\section{Public Key Infrastructures}
Public-Key Infrastructures aim to provide a way to simplify the
verification of a certificate's trustworthiness. In general, if the
authenticity of a given public key is to be established by a user (say,
Alice), it is necessary to contact the owner (say, Bob) of the public key
directly and compare the public key's fingerprint. This, obviously, is
cumbersome and does not scale.
In practice, there are two approaches to address this scale-out problem.

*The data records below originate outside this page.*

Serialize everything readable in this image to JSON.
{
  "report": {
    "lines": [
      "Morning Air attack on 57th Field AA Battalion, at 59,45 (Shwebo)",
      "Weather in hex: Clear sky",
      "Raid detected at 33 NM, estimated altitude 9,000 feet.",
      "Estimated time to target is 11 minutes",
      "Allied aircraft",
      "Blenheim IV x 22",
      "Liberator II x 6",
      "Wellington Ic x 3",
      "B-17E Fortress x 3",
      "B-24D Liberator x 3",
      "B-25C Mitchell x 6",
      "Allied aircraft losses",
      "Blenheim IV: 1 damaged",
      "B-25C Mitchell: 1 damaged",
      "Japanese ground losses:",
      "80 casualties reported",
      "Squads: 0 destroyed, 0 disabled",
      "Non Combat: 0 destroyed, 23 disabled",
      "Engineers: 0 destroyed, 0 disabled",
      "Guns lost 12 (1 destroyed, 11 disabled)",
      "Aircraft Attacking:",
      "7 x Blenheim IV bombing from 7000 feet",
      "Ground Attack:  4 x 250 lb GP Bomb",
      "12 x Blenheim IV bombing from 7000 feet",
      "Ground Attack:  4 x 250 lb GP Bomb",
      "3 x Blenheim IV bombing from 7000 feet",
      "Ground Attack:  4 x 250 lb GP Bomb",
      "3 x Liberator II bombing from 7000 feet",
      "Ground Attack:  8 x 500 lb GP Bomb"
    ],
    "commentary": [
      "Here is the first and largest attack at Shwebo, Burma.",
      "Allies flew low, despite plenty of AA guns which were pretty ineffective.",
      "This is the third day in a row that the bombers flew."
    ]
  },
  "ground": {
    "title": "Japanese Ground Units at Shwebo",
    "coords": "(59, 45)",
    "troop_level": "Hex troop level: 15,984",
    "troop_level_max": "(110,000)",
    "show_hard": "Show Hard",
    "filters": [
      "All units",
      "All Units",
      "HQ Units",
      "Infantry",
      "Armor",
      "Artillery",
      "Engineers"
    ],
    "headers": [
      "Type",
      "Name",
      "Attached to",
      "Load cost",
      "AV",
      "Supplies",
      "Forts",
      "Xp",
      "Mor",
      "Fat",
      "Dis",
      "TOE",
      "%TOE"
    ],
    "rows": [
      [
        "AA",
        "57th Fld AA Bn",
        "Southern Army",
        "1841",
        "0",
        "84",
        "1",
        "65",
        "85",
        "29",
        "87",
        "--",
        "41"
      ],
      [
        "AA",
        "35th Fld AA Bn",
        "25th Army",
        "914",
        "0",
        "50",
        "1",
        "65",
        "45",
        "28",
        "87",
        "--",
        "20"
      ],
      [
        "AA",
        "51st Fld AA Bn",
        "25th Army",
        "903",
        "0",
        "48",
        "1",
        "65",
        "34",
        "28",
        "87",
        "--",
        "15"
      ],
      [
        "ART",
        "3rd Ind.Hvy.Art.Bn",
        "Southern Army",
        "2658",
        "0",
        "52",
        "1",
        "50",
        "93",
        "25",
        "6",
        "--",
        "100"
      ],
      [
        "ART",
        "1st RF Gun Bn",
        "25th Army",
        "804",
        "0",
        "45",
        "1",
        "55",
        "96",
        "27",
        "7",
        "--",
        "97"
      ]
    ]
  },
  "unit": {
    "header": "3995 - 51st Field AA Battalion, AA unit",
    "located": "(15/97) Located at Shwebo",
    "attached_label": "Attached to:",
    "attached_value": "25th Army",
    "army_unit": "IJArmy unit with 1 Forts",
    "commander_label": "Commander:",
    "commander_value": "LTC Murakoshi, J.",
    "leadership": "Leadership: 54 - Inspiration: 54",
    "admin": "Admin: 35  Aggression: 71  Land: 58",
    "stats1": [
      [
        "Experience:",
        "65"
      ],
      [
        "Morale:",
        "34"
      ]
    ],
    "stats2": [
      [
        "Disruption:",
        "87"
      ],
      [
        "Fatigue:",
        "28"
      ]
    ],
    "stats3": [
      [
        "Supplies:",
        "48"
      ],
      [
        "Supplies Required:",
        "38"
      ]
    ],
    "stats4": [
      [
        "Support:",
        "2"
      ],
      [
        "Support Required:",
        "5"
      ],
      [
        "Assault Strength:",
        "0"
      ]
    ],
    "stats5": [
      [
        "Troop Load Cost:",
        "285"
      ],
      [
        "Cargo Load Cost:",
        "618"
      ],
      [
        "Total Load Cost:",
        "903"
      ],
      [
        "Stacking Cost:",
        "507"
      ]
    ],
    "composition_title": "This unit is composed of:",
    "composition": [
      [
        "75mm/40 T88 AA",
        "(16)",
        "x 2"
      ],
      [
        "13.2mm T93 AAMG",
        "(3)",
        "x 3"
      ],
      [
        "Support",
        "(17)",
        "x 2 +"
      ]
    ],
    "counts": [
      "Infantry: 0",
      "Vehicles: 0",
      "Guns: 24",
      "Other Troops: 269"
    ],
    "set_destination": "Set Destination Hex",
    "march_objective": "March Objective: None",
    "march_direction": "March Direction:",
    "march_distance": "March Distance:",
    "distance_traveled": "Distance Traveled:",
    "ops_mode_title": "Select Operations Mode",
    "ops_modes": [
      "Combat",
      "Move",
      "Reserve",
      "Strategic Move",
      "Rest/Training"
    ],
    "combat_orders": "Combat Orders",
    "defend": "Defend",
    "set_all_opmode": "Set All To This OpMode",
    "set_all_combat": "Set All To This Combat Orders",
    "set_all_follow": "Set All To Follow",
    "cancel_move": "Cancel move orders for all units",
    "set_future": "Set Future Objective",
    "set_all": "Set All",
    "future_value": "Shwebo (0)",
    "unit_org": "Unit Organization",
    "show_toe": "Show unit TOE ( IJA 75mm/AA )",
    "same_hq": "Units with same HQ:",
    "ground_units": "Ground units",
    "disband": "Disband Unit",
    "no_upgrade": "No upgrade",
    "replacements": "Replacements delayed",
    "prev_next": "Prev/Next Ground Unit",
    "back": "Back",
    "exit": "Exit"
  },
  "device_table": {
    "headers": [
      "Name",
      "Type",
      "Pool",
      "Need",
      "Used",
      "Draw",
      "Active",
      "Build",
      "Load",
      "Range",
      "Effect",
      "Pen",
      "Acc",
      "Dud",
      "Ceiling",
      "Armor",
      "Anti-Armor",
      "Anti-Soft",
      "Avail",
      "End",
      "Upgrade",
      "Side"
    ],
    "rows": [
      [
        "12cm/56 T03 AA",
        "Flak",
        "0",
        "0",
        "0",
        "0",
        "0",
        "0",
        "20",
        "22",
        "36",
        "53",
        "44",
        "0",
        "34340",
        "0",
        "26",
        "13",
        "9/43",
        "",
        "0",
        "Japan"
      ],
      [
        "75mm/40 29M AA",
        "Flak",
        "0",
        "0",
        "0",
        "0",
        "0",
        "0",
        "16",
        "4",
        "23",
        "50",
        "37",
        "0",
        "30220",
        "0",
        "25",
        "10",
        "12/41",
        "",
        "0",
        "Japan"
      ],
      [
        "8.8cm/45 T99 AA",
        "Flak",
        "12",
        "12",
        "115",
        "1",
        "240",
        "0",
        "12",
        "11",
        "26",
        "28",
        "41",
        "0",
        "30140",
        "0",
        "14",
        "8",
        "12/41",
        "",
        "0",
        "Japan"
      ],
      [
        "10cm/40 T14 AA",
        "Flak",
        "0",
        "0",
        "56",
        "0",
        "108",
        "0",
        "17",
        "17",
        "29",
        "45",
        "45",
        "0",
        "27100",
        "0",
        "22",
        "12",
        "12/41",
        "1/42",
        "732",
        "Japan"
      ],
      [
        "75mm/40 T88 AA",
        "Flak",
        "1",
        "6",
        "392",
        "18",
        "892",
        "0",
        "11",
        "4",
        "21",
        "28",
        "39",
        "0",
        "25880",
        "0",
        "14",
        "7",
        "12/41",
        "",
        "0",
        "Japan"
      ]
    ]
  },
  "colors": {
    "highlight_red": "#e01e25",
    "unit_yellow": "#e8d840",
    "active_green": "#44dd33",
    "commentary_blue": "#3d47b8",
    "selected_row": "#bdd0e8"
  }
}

Both solutions are based on the assumption that Alice can delegate the
verification of the authenticity of a given public key to another party
(say, Trent). This requires that Alice have a certain amount of faith in
Trent. In particular, she must trust him to do a proper job when verifying
authenticity.
The first approach to help the scale-out problem puts a little more work on
Alice's and Bob's shoulders. The idea is that every user can act as a
trusted third party to verify the authenticity of other users' public keys.
If a number of other users have verified and signed off on the authenticity
of Bob's public key, then Alice can be somewhat confident in the
authenticity as well. Obviously, the more users have verified and signed
any given public key, the more trustworthy that key becomes; this concept
is called a ``Web of Trust.'' On the other hand, this means that in order
for a public key to become reasonably trustworthy in practice, it is
necessary that a fairly large number of users need to verify its
authenticity. This is where the additional work for Alice and Bob comes
in: For the entire scheme to work, it is necessary that a sufficiently
large number of users generally participate in cross-verification and
signing. The number of signatures needed to obtain a given level of
confidence in the authenticity of a public key also depends on how good a
job participating users on average do when verifying keys. Thus, the more
knowledgeable, experienced and accurate users are expected to be in terms
of key verification, the fewer signatures are necessary. In particular,
there is no practical way to set common standards for verification.
The other approach to solve the problem of scale-out introduces a
structured and organized set of trusted third parties called
``Certification Authorities'' (CAs). CAs offer verification services to
all users, adhering to a published set of standard rules and procedures.
Of course, each CA is free to specify its own standard operating
procedures, which generally are referred to as ``Certification Practice
Statement''\footnote{\url{http://en.wikipedia.org/wiki/Certification_Practice_Statement}}
(CPS) and denotes the rules that the CA adheres to when verifying the
authenticity of public keys. When the authenticity of a public key has
been established in accordance to the CA's CPS, it may issue a certificate,
which is essentially the public key, usually combined with some
meta-information about the owner of the key, and the CA's cryptographic
signature by which the CA assures the accuracy of the information contained
in the certificate. Therefore, if Alice is sufficiently convinced that a
given CA is doing a proper job of verification in accordance with its
published CPS and the CPS are sufficiently strict so that Alice feels
comfortable with the level of assurance they provide, then Alice may
consider all public keys that that CA has issued certificates for as
authentic. This reduces the work that Alice has to do to verify $n$~public
keys from $n$~verifications (one per other user) to just one verification
(that to verify the authenticity of the CA's public key). Accepting a CA
as a generally-trusted mediator therefore solves the scaling problem at the
cost of introducing an actor that magically is more trustworthy.